At 30-40 in the very first game, Roger was forced into hitting a short ball, and Ferrer approached. The Spaniard hit a near-perfect shot right into the corner, but Roger while running, scooped up the ball on his backhand side and flicked it past David down the line. It was a play that Roger could make at will in his prime and it was nice to see him bring it out on such an important point.
At 2-0 break point Ferrer, Fed came up with another stunner. Ferrer hit a hard forehand cross-court with great angle, and Roger, while on the dead run, whipped his forehand like a lasso with an absurd angle for an ouright winner. David Ferrer is one fast dude, and to be able to hit a winner like that by him (he was tracking it down) is just too good.
The first point of the 10th game at 5-4 didn't end spectacularly but it was special nevertheless. Once again, Roger was pushed out wide on the forehand and hammered a forehand down the line with just a flick of his wrist (uncanny). He next scampered across the court, set his feet, and nailed a penetrating backhand down the line. After that, he attacked the net, and took a swinging forehand looper out of the air, and Ferrer hit his lob long. I highlight this point in words because Roger would have never been able to attack without the tremendous defense he played, and that sort of thing was something he was doing regularly in the spring.
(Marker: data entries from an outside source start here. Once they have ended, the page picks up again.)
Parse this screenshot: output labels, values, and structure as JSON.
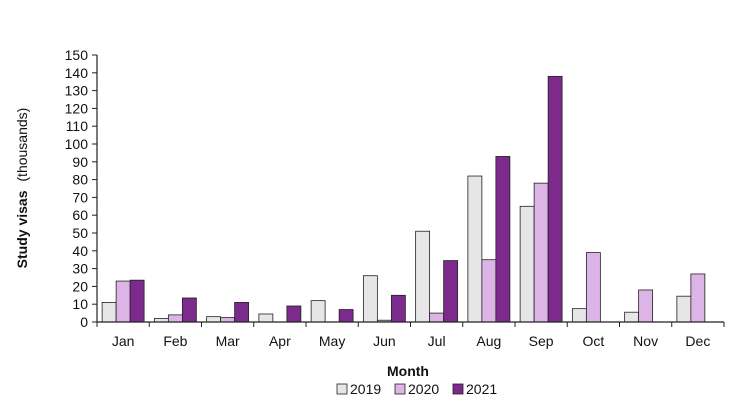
{
  "chart_data": {
    "type": "bar",
    "title": "",
    "xlabel": "Month",
    "ylabel_bold": "Study visas",
    "ylabel_rest": "(thousands)",
    "ylim": [
      0,
      150
    ],
    "ytick_step": 10,
    "categories": [
      "Jan",
      "Feb",
      "Mar",
      "Apr",
      "May",
      "Jun",
      "Jul",
      "Aug",
      "Sep",
      "Oct",
      "Nov",
      "Dec"
    ],
    "series": [
      {
        "name": "2019",
        "color": "#e6e6e8",
        "values": [
          11,
          2,
          3,
          4.5,
          12,
          26,
          51,
          82,
          65,
          7.5,
          5.5,
          14.5
        ]
      },
      {
        "name": "2020",
        "color": "#dcb4e6",
        "values": [
          23,
          4,
          2.5,
          0,
          0,
          1,
          5,
          35,
          78,
          39,
          18,
          27
        ]
      },
      {
        "name": "2021",
        "color": "#7c2a8c",
        "values": [
          23.5,
          13.5,
          11,
          9,
          7,
          15,
          34.5,
          93,
          138,
          null,
          null,
          null
        ]
      }
    ],
    "grid": false,
    "legend_position": "bottom-center"
  }
}
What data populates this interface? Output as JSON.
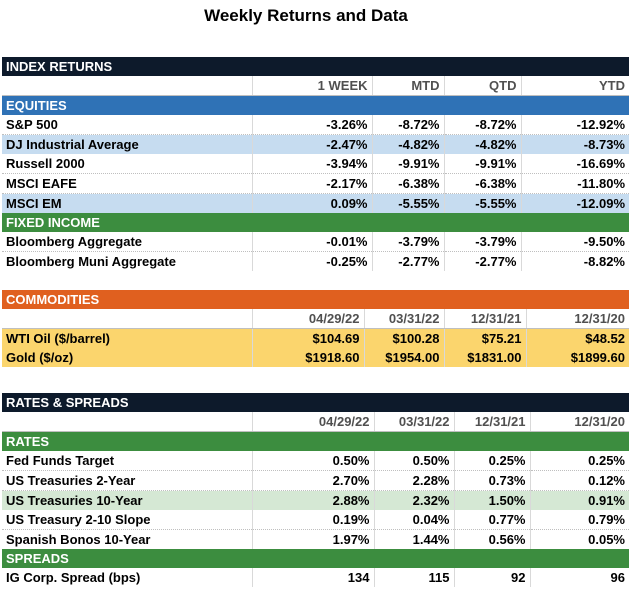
{
  "title": "Weekly Returns and Data",
  "index_returns": {
    "header": "INDEX RETURNS",
    "columns": [
      "1 WEEK",
      "MTD",
      "QTD",
      "YTD"
    ],
    "equities_label": "EQUITIES",
    "equities": [
      {
        "name": "S&P 500",
        "values": [
          "-3.26%",
          "-8.72%",
          "-8.72%",
          "-12.92%"
        ]
      },
      {
        "name": "DJ Industrial Average",
        "values": [
          "-2.47%",
          "-4.82%",
          "-4.82%",
          "-8.73%"
        ]
      },
      {
        "name": "Russell 2000",
        "values": [
          "-3.94%",
          "-9.91%",
          "-9.91%",
          "-16.69%"
        ]
      },
      {
        "name": "MSCI EAFE",
        "values": [
          "-2.17%",
          "-6.38%",
          "-6.38%",
          "-11.80%"
        ]
      },
      {
        "name": "MSCI EM",
        "values": [
          "0.09%",
          "-5.55%",
          "-5.55%",
          "-12.09%"
        ]
      }
    ],
    "fixed_income_label": "FIXED INCOME",
    "fixed_income": [
      {
        "name": "Bloomberg Aggregate",
        "values": [
          "-0.01%",
          "-3.79%",
          "-3.79%",
          "-9.50%"
        ]
      },
      {
        "name": "Bloomberg Muni Aggregate",
        "values": [
          "-0.25%",
          "-2.77%",
          "-2.77%",
          "-8.82%"
        ]
      }
    ]
  },
  "commodities": {
    "header": "COMMODITIES",
    "columns": [
      "04/29/22",
      "03/31/22",
      "12/31/21",
      "12/31/20"
    ],
    "rows": [
      {
        "name": "WTI Oil ($/barrel)",
        "values": [
          "$104.69",
          "$100.28",
          "$75.21",
          "$48.52"
        ]
      },
      {
        "name": "Gold ($/oz)",
        "values": [
          "$1918.60",
          "$1954.00",
          "$1831.00",
          "$1899.60"
        ]
      }
    ]
  },
  "rates_spreads": {
    "header": "RATES & SPREADS",
    "columns": [
      "04/29/22",
      "03/31/22",
      "12/31/21",
      "12/31/20"
    ],
    "rates_label": "RATES",
    "rates": [
      {
        "name": "Fed Funds Target",
        "values": [
          "0.50%",
          "0.50%",
          "0.25%",
          "0.25%"
        ]
      },
      {
        "name": "US Treasuries 2-Year",
        "values": [
          "2.70%",
          "2.28%",
          "0.73%",
          "0.12%"
        ]
      },
      {
        "name": "US Treasuries 10-Year",
        "values": [
          "2.88%",
          "2.32%",
          "1.50%",
          "0.91%"
        ]
      },
      {
        "name": "US Treasury 2-10 Slope",
        "values": [
          "0.19%",
          "0.04%",
          "0.77%",
          "0.79%"
        ]
      },
      {
        "name": "Spanish Bonos 10-Year",
        "values": [
          "1.97%",
          "1.44%",
          "0.56%",
          "0.05%"
        ]
      }
    ],
    "spreads_label": "SPREADS",
    "spreads": [
      {
        "name": "IG Corp. Spread (bps)",
        "values": [
          "134",
          "115",
          "92",
          "96"
        ]
      }
    ]
  }
}
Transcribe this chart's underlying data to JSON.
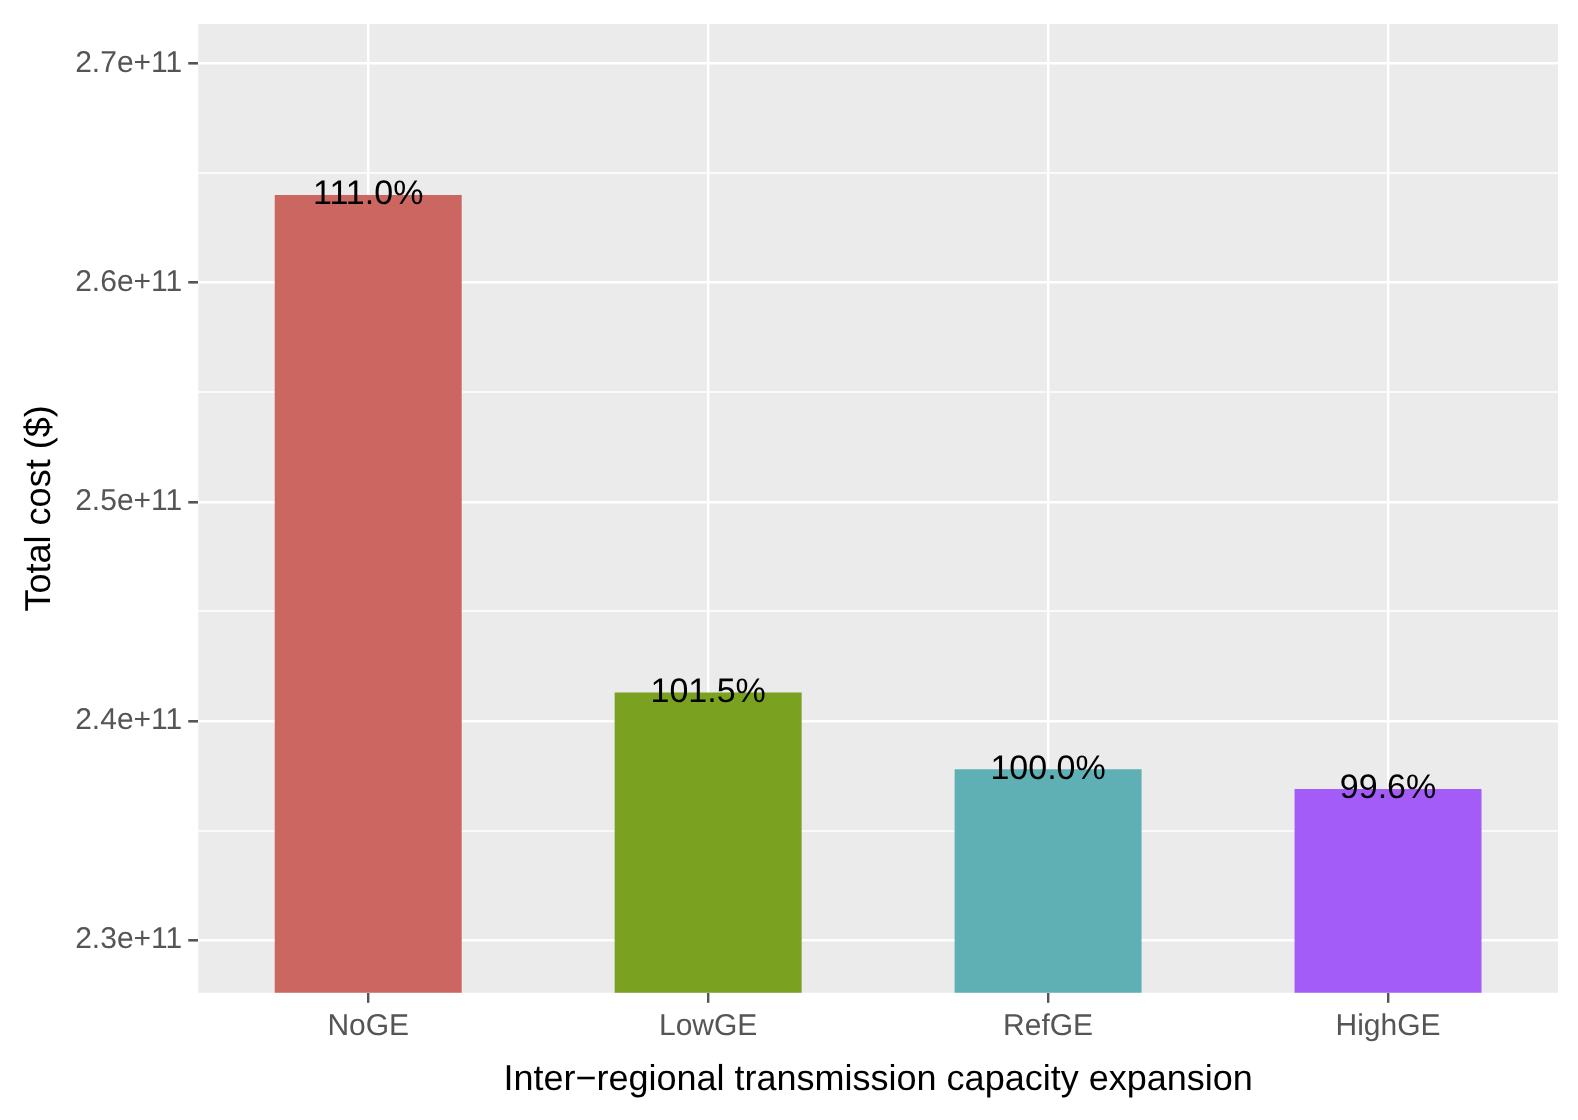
{
  "chart_data": {
    "type": "bar",
    "xlabel": "Inter−regional transmission capacity expansion",
    "ylabel": "Total cost ($)",
    "categories": [
      "NoGE",
      "LowGE",
      "RefGE",
      "HighGE"
    ],
    "values": [
      264000000000.0,
      241300000000.0,
      237800000000.0,
      236900000000.0
    ],
    "colors": [
      "#cc6660",
      "#7aa11f",
      "#5fb0b5",
      "#a35cf7"
    ],
    "annotations": [
      {
        "text": "111.0%",
        "x": "NoGE",
        "y": 264000000000.0
      },
      {
        "text": "101.5%",
        "x": "LowGE",
        "y": 241300000000.0
      },
      {
        "text": "100.0%",
        "x": "RefGE",
        "y": 237800000000.0
      },
      {
        "text": "99.6%",
        "x": "HighGE",
        "y": 236900000000.0
      }
    ],
    "ylim": [
      227600000000.0,
      271800000000.0
    ],
    "yticks": [
      {
        "value": 230000000000.0,
        "label": "2.3e+11"
      },
      {
        "value": 235000000000.0,
        "label": null
      },
      {
        "value": 240000000000.0,
        "label": "2.4e+11"
      },
      {
        "value": 245000000000.0,
        "label": null
      },
      {
        "value": 250000000000.0,
        "label": "2.5e+11"
      },
      {
        "value": 255000000000.0,
        "label": null
      },
      {
        "value": 260000000000.0,
        "label": "2.6e+11"
      },
      {
        "value": 265000000000.0,
        "label": null
      },
      {
        "value": 270000000000.0,
        "label": "2.7e+11"
      }
    ],
    "grid": true,
    "legend": false
  }
}
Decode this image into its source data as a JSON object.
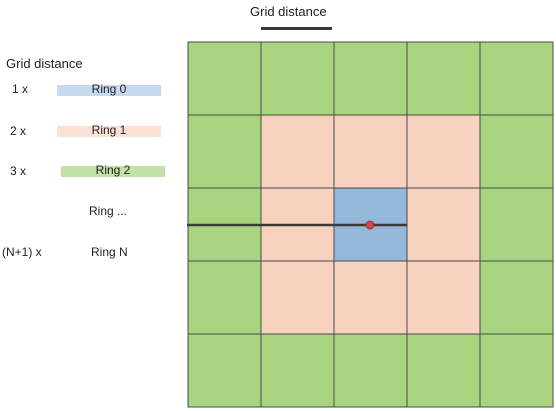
{
  "header": {
    "title": "Grid distance"
  },
  "legend": {
    "title": "Grid distance",
    "rows": [
      {
        "multiplier": "1 x",
        "label": "Ring 0",
        "color": "#c6d9f0"
      },
      {
        "multiplier": "2 x",
        "label": "Ring 1",
        "color": "#fbe1d5"
      },
      {
        "multiplier": "3 x",
        "label": "Ring 2",
        "color": "#c3e1a6"
      },
      {
        "multiplier": "",
        "label": "Ring ..."
      },
      {
        "multiplier": "(N+1) x",
        "label": "Ring N"
      }
    ]
  },
  "grid": {
    "rows": 5,
    "cols": 5,
    "colors": {
      "ring0": "#93b8d9",
      "ring1": "#f7d3bf",
      "ring2": "#a8d47f",
      "border": "#4a4a4a",
      "point": "#e0453a"
    }
  }
}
It appears he is back in that regard.
In the second set, in the first game at 30-40 on his serve, Roger stole one. After hitting an inside-in forehand and then a short cross slice, he came in. However, he stumbled just before reaching the service line and nearly lost his balance. He didn't though, and somehow pulled off a volley behind Ferrer, which forced David to pop up a lob. It would have been successful and he would have grabbed the game but Roger used all his athletic ability and made contact with the smash off the very top of his strings for the putaway. It would have been easier but Roger was caught too close to the net when he stumbled and was forced to recover more. That made it special.
The next point I described may have been the best of the match, at 1-1 15-30 on Roger's serve. A few shots into the rally, Fed hit a hard angled forehand cross court which forced Ferrer to make a stunning get. Fed, in the doubles alley, ran all the way past centre to to hit a forehand (oh Roger) which clipped the net. Fed's next shot was a sick-angled backhand which David amazingly got to. The next shot was the dagger, as Roger hit a fading-away inside-in forehand that forced Ferrer to hit a weak reply and he hit the net. But the only reason David couldn't get to the ball was because he stopped in his backhand corner for a split second, looking for Roger's favourite inside-out shot. That is how big of a weapon that shot is for him. Even when he isn't smacking it, the hesitance of his opponents wins him points.
One last one, I promise. This one came in the second set at 3-2 0-15. After a great baseline exhange of spin and angle, Roger tried to sneak in but Ferrer caught him and put a ball near his feet. Fed tossed up an inside-out backhand drop shot. Ferrer was there with time to spare and smashed it cross-court, but Federer, floating like a butterfly, lunged to his left and stabbed a backhand volley to the open court. A great display of reflex, anticipation, and creativity.
Okay, I'm done with that.
In general, Roger didn't bring his A-game but wasn't allowed to from the great play of Ferrer. But Roger brought his A-game in terms of creativity and it was a very fun match to watch, with a countless number of exciting baseline exchanges, and some very great net play. Don't worry about the serving or the shanks - this was still a very classy match from the Swiss Genius.
Federer now plays del Potro in his third match, which will take place on Saturday. He is guaranteed a semifinal finish regardless of the outcome, but you know he'd like to have a clean sweep and go into the semis with confidence, especially if he ends up playing Murray or Berdych.